- The Washington Times - Friday, February 15, 2002

SALT LAKE CITY Two gold medals?

The International Olympic Committee wouldn't rule out the possibility that a second gold medal could be awarded to the Canadian pairs skaters as a way to end the judging controversy that has marred the sport and dominated the Winter Games.

"The IOC will consider any request from the ISU," president Jacques Rogge said, referring to the International Skating Union.

IOC member Kevan Gosper said the committee hasn't discussed such a proposal, but added, "I'm not saying it can't happen."

The head of the skating union said it would be "very difficult, not impossible," to award the gold to Jamie Sale and David Pelletier, who narrowly lost to the Russians in a questionable vote.

"Nothing is impossible," Ottavio Cinquanta, president of the ISU, told NBC Sports.

Earlier, he rebuffed pressure to speed up a judging review despite demands for action from top Olympic officials and worries by skaters that the controversy might taint other events.

The union's meeting is scheduled for Monday.

"We do not understand why we should be deciding something so important as a medal in one day," Cinquanta said later last night while at the men's final. "We want to make the proper decision. It is not easy."
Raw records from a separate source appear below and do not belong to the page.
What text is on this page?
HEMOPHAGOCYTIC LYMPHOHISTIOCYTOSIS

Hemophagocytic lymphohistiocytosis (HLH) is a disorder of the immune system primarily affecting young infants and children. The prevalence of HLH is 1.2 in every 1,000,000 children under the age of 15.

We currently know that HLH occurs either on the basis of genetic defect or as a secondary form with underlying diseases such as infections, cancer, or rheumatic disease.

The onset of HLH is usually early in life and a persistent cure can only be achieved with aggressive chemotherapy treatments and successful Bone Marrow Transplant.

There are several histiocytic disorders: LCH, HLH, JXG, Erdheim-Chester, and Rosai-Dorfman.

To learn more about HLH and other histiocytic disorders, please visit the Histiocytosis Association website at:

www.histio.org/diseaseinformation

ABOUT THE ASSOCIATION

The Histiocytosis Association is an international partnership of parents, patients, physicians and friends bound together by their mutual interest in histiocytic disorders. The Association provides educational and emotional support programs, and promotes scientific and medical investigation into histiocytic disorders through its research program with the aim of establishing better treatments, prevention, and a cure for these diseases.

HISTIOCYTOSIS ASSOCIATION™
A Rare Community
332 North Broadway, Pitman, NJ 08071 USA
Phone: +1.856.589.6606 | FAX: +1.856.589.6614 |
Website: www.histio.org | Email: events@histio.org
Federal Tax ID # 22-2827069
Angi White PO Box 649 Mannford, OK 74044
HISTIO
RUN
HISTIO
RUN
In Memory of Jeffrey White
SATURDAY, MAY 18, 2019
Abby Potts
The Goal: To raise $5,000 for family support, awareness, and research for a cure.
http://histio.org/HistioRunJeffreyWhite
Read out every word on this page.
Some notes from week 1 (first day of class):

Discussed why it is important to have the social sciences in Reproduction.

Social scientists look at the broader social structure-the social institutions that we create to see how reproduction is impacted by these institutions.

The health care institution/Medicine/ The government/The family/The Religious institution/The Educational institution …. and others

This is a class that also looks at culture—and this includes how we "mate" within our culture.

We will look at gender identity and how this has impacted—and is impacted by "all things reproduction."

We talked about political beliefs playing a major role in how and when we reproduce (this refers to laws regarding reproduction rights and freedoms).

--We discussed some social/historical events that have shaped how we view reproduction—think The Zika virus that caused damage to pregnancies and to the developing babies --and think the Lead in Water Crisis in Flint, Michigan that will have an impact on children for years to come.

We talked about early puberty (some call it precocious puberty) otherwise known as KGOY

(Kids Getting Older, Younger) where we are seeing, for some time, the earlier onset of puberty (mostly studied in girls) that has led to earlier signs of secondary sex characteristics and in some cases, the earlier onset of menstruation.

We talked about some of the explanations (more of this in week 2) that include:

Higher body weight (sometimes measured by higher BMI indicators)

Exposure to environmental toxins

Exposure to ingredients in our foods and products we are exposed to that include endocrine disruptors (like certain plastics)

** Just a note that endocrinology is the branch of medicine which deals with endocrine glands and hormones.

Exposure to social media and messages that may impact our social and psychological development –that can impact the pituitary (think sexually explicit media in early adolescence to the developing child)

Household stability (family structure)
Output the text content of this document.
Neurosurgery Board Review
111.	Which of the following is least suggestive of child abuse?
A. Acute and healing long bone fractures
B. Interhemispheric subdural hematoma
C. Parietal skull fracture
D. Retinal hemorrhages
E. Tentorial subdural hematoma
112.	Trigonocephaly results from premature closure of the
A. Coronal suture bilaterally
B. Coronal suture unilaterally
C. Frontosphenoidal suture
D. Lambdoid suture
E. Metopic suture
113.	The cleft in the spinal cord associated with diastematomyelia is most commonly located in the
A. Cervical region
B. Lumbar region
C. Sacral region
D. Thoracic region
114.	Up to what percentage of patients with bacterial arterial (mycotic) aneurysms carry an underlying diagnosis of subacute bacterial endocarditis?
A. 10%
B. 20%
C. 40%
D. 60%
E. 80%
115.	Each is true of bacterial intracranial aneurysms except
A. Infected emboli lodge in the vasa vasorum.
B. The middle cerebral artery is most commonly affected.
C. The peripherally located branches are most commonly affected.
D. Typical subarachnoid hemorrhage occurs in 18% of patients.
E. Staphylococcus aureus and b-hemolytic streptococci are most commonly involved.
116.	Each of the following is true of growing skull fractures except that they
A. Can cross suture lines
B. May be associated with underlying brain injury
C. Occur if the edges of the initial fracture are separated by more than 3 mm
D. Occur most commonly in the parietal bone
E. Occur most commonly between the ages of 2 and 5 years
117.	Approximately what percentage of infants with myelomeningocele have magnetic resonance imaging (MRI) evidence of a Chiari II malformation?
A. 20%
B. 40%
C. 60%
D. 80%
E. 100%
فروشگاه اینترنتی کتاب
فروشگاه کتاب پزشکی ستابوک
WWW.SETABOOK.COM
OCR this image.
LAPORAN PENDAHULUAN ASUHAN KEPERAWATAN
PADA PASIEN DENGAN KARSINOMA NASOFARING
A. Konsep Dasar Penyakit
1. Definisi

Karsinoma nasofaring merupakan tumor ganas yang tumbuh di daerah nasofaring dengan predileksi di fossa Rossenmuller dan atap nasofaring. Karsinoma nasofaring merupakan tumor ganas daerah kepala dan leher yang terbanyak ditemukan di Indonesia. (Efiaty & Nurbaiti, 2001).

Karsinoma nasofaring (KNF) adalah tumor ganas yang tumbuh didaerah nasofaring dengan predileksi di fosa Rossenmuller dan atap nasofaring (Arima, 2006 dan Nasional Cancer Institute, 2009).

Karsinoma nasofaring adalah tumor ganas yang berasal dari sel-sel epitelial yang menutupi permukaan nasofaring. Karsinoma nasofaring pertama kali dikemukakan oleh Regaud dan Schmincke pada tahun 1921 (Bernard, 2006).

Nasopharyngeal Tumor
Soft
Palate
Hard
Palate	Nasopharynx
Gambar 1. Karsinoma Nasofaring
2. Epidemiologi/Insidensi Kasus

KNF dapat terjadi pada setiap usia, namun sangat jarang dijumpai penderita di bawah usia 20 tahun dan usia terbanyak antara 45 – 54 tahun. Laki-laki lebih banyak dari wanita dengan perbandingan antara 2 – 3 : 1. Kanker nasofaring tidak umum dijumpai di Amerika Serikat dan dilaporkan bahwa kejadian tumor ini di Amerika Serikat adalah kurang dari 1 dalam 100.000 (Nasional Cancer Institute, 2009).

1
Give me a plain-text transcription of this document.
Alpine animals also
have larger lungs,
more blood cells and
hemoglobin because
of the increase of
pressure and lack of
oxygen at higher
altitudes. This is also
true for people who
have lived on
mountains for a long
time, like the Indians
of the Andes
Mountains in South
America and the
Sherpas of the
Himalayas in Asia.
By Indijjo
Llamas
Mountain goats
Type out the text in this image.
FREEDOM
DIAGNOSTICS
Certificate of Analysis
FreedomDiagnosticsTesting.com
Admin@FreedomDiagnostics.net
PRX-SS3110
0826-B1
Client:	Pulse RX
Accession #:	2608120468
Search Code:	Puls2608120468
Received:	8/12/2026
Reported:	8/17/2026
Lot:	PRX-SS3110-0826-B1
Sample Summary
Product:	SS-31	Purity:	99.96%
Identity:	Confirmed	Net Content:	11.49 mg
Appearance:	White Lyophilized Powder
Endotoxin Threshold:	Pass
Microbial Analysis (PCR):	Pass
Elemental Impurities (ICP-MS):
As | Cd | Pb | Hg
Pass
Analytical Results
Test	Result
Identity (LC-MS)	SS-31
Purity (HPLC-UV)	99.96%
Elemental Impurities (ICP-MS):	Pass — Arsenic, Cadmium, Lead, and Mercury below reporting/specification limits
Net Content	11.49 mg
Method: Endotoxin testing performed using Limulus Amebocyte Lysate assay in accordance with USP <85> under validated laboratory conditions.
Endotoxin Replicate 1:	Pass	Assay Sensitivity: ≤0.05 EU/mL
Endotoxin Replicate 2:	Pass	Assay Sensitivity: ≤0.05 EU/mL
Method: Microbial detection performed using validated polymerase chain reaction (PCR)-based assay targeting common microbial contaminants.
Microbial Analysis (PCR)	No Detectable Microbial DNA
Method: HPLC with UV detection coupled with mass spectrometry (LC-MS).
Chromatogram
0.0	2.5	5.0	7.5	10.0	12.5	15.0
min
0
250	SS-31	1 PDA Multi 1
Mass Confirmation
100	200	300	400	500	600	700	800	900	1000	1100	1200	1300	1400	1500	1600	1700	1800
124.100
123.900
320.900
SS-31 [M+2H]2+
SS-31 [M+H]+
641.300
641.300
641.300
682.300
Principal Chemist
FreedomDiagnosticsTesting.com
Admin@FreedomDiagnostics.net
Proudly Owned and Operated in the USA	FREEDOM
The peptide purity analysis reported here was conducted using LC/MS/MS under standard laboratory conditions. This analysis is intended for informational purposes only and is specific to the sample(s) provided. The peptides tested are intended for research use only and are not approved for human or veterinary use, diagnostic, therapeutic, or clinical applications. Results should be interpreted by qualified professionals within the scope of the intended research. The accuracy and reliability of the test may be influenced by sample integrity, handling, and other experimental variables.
Canadian officials said they don't want Elena Berezhnaya and Anton Sikharulidze stripped of the gold medal, but they believe Sale and Pelletier should be rewarded if any evidence of wrongdoing is uncovered.

"We are not here to pull someone down, we are here to pull somebody up," said Michael Chambers, president of the Canadian Olympic Association. "We see no reason why the council of the ISU should not consider awarding a second gold medal."

It's happened before.

In 1993, the IOC awarded a second gold medal in synchronized swimming from the Barcelona Games to Canada's Sylvie Frechette. The IOC's executive board agreed that Frechette was placed second because of a judging error and should be awarded a gold.

The decision came after the Canadian swimming federation protested because a Brazilian judge was not allowed to correct the 8.7 score she mistyped into her computer. The intended 9.7 would have given Frechette the gold. The IOC's decision did not affect Kristen Babb-Sprague of the United States, who was originally awarded the gold and kept her medal.

French judge Marie-Reine Le Gougne is at the center of the controversy in Salt Lake City.

Didier Gailhaguet, head of the French Olympic committee and the country's figure skating federation, told an Associated Press reporter she was pressured before she voted for the Russians on Monday night.

During an interview in French, he said she was "somewhat manipulated," but he denied any wrongdoing by his federation.

"Some people close to the judge have acted badly and have put someone who is honest and upright but emotionally fragile under pressure," Gailhaguet said Wednesday night. "We cannot continue to let our judge be lambasted in this way. What is true is that Marie-Reine has been put under pressure, which pushed her to act in a certain way."

But yesterday, Gailhaguet said his remarks had been misinterpreted.

"I totally reject the interpretation placed on words attributed to me," Gailhaguet said in a statement released by the French National Olympic Committee. He did not elaborate.

"There was no misinterpretation on our part," AP sports editor Terry Taylor said. "Our reporter called Gailhaguet on his cell phone, identified himself and conducted an interview entirely in French for at least five minutes."

Le Gougne is one of five judges who favored the Russians despite the couple's obvious technical error. That was enough for a 5-4 decision.

She voted along with majority, which included former Eastern bloc members Russia, Poland, Ukraine and China.

International Skating Union rules prevent judges from commenting publicly about decisions. Le Gougne refused to accept calls to her hotel.

The IOC warning to the ISU to resolve the matter quickly was highly unusual.

"We are concerned for the athletes," IOC director general Francois Carrard said.

Carrard said the skating chief also assured Rogge that the ice dance competition, often the subject of disputed judging, would "be presented in the most proper way" when it begins tonight.

Some skaters feared that judges might now juggle their votes to avoid the appearance of fixing in ice dancing. That might hurt the chances of the favored French couple, Marina Anissina and Gwendal Peizerat.

"I think the judges are in big trouble if the French win," said Alexander Zhulin, who coaches U.S. and Canadian ice dancers and was a silver medalist in 1994. "Because of huge pressure on the Russian federation, they will try not to vote for the French. It's best for everyone if Lithuania will win."

German ice dancer Kati Winkler said the judges will have to be careful.

"What happened on Monday was wrong because it was so obvious," she said. "Now everyone will be watching what the judges do."